El propietario, o amo, o amigo de la bestia era un joven huérfano llamado Stiggur, un nombre que significaba «puerta» porque ése era el lugar donde había sido encontrado. Stiggur era flaco y tendría unos trece años, y las vestimentas de cuero y lana que envolvían su delgado cuerpo, apretándolo como si fuera una salchicha humana, estaban claramente inspiradas en el atuendo de Gaviota, su héroe.

Gaviota trepó hasta el precario nido-silla de montar que Stiggur había construido en lo alto de la bestia mecánica. Durante los meses transcurridos desde que había aprendido a controlarla, Stiggur había ido añadiendo una mejora detrás de otra, amontonando los artilugios, corazas y armas primero y cargándola de sacos, bolsas y cestas para transportar el campamento ambulante después. Gaviota tuvo la sensación de estar encima de un almacén móvil mientras escrutaba el horizonte por encima de las copas de las coníferas. Estando de pie, se encontraba a casi nueve metros del suelo.

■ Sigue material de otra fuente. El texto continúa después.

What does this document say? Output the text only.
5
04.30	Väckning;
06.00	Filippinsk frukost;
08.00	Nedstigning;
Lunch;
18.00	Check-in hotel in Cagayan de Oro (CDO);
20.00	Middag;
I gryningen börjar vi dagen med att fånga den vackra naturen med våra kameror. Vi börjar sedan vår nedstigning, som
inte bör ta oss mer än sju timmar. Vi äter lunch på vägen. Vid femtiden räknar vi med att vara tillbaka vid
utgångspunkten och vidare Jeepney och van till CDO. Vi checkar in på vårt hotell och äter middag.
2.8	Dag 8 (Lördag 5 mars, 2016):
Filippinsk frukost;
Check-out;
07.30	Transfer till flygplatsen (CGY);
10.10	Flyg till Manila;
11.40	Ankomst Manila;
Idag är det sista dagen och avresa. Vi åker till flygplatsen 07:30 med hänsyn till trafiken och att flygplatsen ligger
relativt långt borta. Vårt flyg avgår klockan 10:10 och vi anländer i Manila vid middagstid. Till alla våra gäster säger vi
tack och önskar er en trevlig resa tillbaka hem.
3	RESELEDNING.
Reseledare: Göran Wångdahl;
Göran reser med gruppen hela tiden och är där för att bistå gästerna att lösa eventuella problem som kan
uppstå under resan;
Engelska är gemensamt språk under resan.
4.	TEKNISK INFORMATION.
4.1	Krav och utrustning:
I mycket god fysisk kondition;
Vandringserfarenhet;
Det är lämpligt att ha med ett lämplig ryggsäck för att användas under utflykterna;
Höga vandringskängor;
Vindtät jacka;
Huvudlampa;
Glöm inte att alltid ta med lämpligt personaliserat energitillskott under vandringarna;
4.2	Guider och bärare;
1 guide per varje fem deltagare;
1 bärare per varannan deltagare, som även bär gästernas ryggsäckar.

La taiga, un bosque de coníferas subártico, parecía extenderse interminablemente en aquel valle de fondo plano. Al este había una planicie más alta que el resto de la zona, casi una meseta y tan lisa como el tablero de una mesa, que se desplegaba hacia el norte hasta perderse de vista. Al oeste se alzaba una cordillera, una hilera de montañas en forma de dientes de sierra tan altas que un águila no podía atravesarlas. La consecuencia de todo eso era que el ejército improvisado compuesto por todos aquellos individuos tan distintos unos de otros sólo podía seguir avanzando por la taiga con la esperanza de que terminara en algún sitio.

Pero algo había surgido de la nada para obstruirles el paso.

«Un cono», pensó el leñador. Un cono invertido que... ¿se meneaba?

El aire gélido estaba tan limpio que hizo que Gaviota tuviera la sensación de poder alargar las manos y tocar aquella cosa. Era enorme, de un centenar de metros de altura o más, y se aplanaba por arriba, como el humo de un incendio forestal que se extendiera en sentido horizontal al chocar con un nubarrón de tormenta. El cono se iba estrechando hasta quedar reducido a casi nada en el suelo. Allí donde tocaba el suelo —¿del bosque?—, escupía un chorro de fragmentos diminutos al aire, como si un perro estuviera cavando y lanzando un surtidor de tierra por entre sus patas.

—¿Qué es, Gaviota?

Stiggur pensaba que Gaviota lo sabía todo.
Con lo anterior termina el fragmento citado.